Adjusting to this ‘new setting’ is quite a challenge for some and easy for others. Ask yourself some important questions. Making a critical self-assessment in a confidential manner should include confidence issues which may ask how you feel or how you might act in some cases. Some examples are:

·         Can I always manage or solve difficult situations like I did before or am I better now than ever?

·         If someone confronts or opposes me, can I resolve this matter with the means trained and experience possessed, or do I need to find other means to get what I need done?

·         If confronted with disobedience or non-compliance, will it be easy for me to stick to my professional demeanor, skills or aims in solving the problem according to policy?

·         Am I confident enough in myself to deal with controversy or conflict effectively and efficiently and am I prepared for the unexpected events which may happen?

·         Am I resourceful enough to seek help or ask questions in order to handle difficult or unforeseen situations?

·         Do I possess the coolness to solve most problems myself?

·         Can I remain calm and professional when faced with aggressive or agitated inmates?

·         Do I have confidence in my own coping and decision making abilities and do they match my capabilities?
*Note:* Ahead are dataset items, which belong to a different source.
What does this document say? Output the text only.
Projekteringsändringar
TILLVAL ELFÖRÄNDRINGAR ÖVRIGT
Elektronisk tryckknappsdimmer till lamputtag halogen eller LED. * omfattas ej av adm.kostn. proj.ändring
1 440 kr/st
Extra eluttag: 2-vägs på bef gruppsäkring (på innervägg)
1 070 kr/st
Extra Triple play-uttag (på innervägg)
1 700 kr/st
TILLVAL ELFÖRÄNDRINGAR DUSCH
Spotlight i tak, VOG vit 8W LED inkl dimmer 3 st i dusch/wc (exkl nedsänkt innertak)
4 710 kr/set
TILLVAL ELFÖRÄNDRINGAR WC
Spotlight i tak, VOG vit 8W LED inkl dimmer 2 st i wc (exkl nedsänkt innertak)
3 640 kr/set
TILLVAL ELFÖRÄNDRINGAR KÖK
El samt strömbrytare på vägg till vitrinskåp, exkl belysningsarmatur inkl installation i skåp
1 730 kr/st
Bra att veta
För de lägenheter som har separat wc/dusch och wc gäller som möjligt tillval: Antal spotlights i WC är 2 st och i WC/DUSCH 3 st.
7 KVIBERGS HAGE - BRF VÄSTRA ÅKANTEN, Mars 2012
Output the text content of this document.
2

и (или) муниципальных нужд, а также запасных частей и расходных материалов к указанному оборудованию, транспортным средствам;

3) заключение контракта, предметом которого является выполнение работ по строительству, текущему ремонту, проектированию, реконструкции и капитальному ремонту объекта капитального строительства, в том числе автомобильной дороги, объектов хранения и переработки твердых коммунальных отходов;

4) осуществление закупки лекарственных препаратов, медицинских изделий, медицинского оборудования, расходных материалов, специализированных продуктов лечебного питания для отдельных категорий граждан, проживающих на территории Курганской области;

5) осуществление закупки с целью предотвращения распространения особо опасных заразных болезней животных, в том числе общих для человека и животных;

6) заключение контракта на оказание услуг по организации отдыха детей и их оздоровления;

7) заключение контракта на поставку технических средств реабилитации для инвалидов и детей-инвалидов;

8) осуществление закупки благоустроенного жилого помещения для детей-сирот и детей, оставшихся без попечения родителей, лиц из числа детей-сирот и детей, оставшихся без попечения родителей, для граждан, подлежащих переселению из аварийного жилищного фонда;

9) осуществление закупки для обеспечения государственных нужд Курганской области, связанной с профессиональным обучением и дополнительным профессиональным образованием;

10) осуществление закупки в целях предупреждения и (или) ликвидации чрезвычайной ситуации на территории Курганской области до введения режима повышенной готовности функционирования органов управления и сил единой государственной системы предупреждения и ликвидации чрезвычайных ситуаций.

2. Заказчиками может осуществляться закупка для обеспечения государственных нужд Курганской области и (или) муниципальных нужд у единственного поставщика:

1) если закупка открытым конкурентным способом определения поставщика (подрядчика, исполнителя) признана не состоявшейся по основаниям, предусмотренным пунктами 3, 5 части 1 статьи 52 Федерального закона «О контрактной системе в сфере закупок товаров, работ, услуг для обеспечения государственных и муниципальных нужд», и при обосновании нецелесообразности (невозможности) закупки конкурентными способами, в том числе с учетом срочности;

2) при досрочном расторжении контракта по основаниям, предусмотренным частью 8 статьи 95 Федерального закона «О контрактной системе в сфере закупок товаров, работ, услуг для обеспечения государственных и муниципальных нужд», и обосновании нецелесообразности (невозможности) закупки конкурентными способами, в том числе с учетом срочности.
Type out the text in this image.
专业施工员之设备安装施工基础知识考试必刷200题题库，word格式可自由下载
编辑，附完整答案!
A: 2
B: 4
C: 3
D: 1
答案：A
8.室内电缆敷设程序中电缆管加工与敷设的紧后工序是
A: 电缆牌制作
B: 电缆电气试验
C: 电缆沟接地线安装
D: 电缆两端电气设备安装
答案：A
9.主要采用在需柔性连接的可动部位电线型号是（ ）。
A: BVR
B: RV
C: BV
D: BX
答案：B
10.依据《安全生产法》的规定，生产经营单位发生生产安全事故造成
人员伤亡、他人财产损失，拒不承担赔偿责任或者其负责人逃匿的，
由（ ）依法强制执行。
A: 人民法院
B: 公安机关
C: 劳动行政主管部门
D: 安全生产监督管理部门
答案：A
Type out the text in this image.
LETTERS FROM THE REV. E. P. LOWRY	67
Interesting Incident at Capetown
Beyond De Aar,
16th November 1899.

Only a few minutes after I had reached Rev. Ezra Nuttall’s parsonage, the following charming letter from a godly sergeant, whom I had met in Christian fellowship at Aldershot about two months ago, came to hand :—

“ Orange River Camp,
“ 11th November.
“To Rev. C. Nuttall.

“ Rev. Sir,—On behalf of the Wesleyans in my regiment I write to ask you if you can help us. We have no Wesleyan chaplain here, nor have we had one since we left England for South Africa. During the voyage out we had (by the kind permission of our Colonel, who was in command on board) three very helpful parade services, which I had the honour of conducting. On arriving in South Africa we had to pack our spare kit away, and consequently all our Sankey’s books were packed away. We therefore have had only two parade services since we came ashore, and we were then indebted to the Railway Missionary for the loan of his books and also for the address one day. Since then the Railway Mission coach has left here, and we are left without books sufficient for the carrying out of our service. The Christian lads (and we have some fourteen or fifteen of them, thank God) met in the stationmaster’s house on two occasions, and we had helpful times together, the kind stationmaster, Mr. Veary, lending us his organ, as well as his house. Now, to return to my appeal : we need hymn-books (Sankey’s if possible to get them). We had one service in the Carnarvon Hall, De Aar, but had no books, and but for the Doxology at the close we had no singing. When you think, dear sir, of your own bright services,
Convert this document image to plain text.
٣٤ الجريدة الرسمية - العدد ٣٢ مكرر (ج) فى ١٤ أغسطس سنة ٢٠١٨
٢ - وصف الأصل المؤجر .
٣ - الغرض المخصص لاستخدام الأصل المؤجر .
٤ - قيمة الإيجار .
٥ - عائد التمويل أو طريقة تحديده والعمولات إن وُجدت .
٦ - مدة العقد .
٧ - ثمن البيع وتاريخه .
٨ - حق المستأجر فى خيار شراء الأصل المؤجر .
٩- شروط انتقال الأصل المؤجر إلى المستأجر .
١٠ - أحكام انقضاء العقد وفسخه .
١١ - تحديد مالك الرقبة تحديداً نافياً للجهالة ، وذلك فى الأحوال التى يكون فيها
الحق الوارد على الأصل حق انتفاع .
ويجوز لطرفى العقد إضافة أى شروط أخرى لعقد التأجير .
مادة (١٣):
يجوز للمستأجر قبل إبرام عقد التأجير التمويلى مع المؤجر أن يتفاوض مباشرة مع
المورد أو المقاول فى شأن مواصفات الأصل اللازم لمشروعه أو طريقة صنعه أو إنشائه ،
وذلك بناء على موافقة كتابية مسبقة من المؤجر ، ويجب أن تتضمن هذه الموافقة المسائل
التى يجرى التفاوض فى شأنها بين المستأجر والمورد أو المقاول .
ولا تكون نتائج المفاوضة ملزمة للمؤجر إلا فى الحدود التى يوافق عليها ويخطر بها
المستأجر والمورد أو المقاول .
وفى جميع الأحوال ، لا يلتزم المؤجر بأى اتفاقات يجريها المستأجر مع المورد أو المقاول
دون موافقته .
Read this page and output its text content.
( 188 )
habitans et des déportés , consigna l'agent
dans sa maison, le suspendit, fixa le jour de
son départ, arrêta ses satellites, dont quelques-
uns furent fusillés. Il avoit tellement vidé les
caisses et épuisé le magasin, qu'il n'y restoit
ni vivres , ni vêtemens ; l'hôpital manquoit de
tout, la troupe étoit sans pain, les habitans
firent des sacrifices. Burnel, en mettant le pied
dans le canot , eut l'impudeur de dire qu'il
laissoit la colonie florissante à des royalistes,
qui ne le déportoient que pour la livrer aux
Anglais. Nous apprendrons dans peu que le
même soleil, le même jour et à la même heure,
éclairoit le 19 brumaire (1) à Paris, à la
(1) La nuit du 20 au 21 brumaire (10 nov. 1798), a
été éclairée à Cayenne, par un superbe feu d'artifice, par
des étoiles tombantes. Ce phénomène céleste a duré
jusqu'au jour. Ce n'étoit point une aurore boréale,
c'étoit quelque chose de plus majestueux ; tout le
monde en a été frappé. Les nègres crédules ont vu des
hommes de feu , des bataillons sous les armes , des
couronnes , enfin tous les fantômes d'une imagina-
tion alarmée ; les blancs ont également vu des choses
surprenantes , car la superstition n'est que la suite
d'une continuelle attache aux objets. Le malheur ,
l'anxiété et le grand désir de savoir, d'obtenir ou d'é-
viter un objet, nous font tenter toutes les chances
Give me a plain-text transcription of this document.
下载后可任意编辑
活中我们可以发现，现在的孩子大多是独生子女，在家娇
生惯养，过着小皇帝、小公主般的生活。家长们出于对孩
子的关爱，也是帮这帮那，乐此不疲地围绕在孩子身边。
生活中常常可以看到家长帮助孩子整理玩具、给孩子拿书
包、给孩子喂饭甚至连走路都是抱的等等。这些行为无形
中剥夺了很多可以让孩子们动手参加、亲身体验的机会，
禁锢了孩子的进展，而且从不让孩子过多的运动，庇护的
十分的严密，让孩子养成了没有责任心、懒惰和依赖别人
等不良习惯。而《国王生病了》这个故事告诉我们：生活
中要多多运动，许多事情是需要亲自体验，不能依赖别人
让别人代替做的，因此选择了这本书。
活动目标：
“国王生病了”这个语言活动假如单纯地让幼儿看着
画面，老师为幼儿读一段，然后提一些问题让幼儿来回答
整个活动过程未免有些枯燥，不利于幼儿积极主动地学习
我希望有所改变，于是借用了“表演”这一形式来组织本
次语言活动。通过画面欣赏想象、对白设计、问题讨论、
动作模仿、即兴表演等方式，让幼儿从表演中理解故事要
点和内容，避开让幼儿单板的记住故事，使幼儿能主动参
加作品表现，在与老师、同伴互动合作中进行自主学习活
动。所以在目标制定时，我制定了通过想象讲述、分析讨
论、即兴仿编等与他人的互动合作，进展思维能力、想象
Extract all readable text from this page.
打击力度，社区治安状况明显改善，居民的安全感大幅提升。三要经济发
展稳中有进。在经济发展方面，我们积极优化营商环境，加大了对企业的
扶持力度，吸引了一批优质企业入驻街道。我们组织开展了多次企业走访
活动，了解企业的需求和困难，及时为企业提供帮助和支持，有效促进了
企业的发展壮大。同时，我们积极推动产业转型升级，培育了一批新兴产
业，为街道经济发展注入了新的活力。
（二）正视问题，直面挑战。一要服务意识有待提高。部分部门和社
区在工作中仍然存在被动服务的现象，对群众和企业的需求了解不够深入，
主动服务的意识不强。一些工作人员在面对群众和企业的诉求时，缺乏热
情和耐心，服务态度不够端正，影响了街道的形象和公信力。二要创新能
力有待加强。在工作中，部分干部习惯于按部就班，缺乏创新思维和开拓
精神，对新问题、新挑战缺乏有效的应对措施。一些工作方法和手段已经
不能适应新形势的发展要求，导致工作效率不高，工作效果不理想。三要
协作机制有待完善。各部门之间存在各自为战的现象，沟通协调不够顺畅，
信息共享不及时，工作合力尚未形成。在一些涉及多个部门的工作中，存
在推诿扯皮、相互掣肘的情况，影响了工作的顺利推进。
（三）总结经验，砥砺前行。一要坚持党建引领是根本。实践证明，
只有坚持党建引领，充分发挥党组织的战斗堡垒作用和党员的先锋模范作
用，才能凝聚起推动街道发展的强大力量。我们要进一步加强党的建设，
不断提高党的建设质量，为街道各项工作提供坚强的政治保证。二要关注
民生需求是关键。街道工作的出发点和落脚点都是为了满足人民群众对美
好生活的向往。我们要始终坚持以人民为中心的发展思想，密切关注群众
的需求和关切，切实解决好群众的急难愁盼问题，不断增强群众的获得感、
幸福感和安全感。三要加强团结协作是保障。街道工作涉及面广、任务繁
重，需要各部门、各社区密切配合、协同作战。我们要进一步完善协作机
·         When confronted with a problem or agitated inmate, can I de-escalate the situation and find alternative solutions to the use of force?

·         If I am in trouble, can I find a reasonable solution and handle this matter accordingly as I have done before and deal effectively with whatever comes my way?

If you feel you answered these question with both confidence and certainty, you might find yourself ready to go back to work without any significant changes in your work assignments and the manner you carry out your duties. Your results indicate that you feel very confident in your ability to manage the challenges and demands of your work environment and demonstrate your commitment and conviction to be a good correctional officer is not impaired and gives you the peace of mind that you are resilient and poised in your role as an officer.